4. Individual Card Strategies

4.1. Crackling Razormaw

Sometimes you will have to play Crackling Razormaw on Turn 2, with no other minions available. However, you should carefully consider the rest of your hand and your opponent's deck when doing this. Sometimes you can hold onto the Razormaw to try to get Windfury or Stealth onto a Bittertide Hydra.

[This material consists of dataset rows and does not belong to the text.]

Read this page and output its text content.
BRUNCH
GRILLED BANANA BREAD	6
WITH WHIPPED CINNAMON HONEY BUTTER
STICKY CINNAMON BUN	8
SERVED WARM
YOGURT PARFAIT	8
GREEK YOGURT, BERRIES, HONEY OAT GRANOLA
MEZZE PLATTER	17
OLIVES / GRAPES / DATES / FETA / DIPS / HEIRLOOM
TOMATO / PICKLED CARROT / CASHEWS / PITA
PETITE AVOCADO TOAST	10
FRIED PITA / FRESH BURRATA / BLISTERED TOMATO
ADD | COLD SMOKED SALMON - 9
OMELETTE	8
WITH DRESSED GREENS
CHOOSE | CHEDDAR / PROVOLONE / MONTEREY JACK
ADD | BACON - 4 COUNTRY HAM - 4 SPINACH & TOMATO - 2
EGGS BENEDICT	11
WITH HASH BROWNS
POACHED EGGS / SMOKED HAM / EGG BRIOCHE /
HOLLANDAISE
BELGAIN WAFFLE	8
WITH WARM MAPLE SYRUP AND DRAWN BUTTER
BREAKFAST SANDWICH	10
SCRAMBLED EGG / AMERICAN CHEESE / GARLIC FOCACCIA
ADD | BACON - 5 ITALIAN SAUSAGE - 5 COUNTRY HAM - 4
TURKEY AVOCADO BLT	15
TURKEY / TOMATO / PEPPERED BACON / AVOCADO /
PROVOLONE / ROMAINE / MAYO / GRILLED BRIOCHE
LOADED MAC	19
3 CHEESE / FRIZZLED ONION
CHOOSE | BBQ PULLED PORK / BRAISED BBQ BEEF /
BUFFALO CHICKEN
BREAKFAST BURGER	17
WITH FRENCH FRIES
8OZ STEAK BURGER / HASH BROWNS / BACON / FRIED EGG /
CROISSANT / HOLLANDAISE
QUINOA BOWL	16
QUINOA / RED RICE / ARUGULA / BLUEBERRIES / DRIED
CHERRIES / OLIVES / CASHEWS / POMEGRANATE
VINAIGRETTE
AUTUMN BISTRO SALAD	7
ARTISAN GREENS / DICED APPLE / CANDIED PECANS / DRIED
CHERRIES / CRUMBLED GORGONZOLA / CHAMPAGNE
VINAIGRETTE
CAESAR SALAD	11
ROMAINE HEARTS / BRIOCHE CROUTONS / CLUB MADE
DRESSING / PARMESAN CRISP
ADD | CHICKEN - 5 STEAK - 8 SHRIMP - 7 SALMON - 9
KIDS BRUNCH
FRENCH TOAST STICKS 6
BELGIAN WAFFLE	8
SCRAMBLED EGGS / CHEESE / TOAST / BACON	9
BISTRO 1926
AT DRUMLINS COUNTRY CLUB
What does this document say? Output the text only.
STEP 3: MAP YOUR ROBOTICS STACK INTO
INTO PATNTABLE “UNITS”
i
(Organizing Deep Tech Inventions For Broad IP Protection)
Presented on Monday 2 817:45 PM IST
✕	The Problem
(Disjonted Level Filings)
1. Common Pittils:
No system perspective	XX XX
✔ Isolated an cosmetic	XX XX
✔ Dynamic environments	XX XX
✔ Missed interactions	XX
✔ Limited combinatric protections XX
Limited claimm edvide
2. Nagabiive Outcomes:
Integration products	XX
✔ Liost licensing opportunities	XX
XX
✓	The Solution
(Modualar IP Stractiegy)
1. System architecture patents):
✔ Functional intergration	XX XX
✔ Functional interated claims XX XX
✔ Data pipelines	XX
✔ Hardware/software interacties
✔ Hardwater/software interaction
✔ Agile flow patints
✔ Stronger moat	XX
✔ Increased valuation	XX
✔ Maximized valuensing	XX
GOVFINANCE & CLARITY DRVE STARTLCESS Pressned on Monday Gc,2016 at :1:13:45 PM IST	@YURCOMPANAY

In the early-game, you will often want to try to give an Alleycat the Poisonous keyword to get through an annoying enemy Taunt. Creating 1/1 plants is also good early on, especially against decks like Tempo Rogue, where having a wide board can be crucial.

4.2. Houndmaster

Sometimes your only Turn 4 play will be to simply put Houndmaster on the board as a 4/3 minion. Although it is tempting to hold the Houndmaster back to try to get use out of its Battlecry, it is usually correct to play it immediately and maintain your board presence. Against Priest in particular, a 4/3 minion can present problems on its own.

4.3. Stitched Tracker

It might seem odd to play Stitched Tracker with such a small number of tech cards in the deck, however it is important to note that it gives a copy of the minion it discovers. This means that you can have up to four Bittertide Hydras in some matches against Control decks. There is also more versatility than it first appears, with Houndmaster, Spellbreaker, and Crackling Razormaw all situationally useful.

5. Changelog

  • 16 Oct. 2017: Deck re-written for post nerf Knights of the Frozen Throne meta.
  • 10 Jun. 2017: Various text changes to reflect new Icy Veins format.
  • 17 Apr. 2017: Deck added; an efficient Midrange Hunter deck. It can reach Legend.